One day, as I struggled to put one of his heavy, long legs into his pajama bottoms, I said, “Sam, it would be great if you could help me. Can you lift your leg?” His leg rose five inches off the bed. I tried to remain calm. “Thank you, Sam. Can you raise the other leg?” He did! He could hear and follow commands; he had bilateral movement, but still, he had not regained consciousness or opened his eyes.

The next morning, I was told that during the night Sam had started breathing against the ventilator. As I came into his cubicle, I put my hand in his and told him I was there for the day. Sam squeezed it! I grabbed his other hand and asked him to squeeze again. He obeyed. I encouraged Sam all day. By the afternoon, he was breathing totally on his own and no longer required the ventilator.

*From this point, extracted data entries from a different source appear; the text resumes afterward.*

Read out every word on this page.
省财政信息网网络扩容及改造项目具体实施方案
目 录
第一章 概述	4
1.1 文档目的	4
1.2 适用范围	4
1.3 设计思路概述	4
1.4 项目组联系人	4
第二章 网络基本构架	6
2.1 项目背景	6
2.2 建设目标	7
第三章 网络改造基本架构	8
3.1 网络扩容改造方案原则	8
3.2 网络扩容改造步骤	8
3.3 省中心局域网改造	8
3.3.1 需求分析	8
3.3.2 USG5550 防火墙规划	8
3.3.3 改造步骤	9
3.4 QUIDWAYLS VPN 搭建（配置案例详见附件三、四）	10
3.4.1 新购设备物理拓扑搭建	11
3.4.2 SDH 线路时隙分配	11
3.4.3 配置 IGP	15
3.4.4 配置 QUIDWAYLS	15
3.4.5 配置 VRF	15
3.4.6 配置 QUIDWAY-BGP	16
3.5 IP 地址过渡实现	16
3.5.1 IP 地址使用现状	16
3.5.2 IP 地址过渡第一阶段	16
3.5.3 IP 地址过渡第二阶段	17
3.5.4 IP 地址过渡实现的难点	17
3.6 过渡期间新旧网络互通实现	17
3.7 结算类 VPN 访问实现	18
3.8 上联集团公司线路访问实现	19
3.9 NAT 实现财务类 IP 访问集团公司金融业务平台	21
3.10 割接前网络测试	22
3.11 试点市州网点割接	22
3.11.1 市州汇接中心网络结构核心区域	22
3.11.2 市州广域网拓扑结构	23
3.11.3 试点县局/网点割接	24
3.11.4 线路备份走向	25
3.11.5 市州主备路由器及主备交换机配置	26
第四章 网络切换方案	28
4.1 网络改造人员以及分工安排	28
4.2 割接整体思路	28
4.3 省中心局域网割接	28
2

Still, his eyes remained closed. As I worked with Sam the next day, he turned his head from side to side to follow my voice wherever I was. I brought his mother into ICU. “Sam,” I said, as his face turned towards me, “your mom is here.” A tear slid down his cheek. “Sam,” I repeated firmly as I came to stand behind his mother, “your mom is here. Please open your eyes.” We watched him struggle to lift his eyelids. His eyes fluttered open, he looked toward the sound of my voice. “Sam,” I said, “look at your mom.” Suddenly, recognition dawned in his eyes and he began to sob. I partially lowered the bed’s side rail for a long-awaited mother and son embrace.

Sam continued to improve rapidly and was soon discharged from ICU to the rehabilitation unit.

A few weeks later, while walking through the rehab unit, I heard someone call my name. It was Sam’s mother. We hugged. She was smiling. I saw a tall, handsome young man standing next to her. His previously shaved head had grown into a crew cut, beginning to hide the many scars.

“Hi, Sam, how are you?” I said.

He cocked his head and spoke haltingly. “Your voice sounds so familiar.”

The lump in my throat only allowed me to respond, “I was one of your nurses in ICU.”

His words came out haltingly. “You are Nancy. My mom told me all about you.”

Here was a true miracle standing before me. For two weeks, my life was intertwined with Sam’s as we each experienced miraculous healing.

One day, while Jeanne and I were driving to school, I gathered the courage to ask her why she blindsided me by assigning me a traumatic head injury patient when she knew my story. She explained that she believed in my nursing skills and even more so in my character. She wanted me to face my fear while she was there to watch over and support me. I was touched by her kindness.

A few months later, I received flowers from Sam’s family. The card read, “To our Angel!” Sharing this journey of healing, Sam and I each had someone watching over us.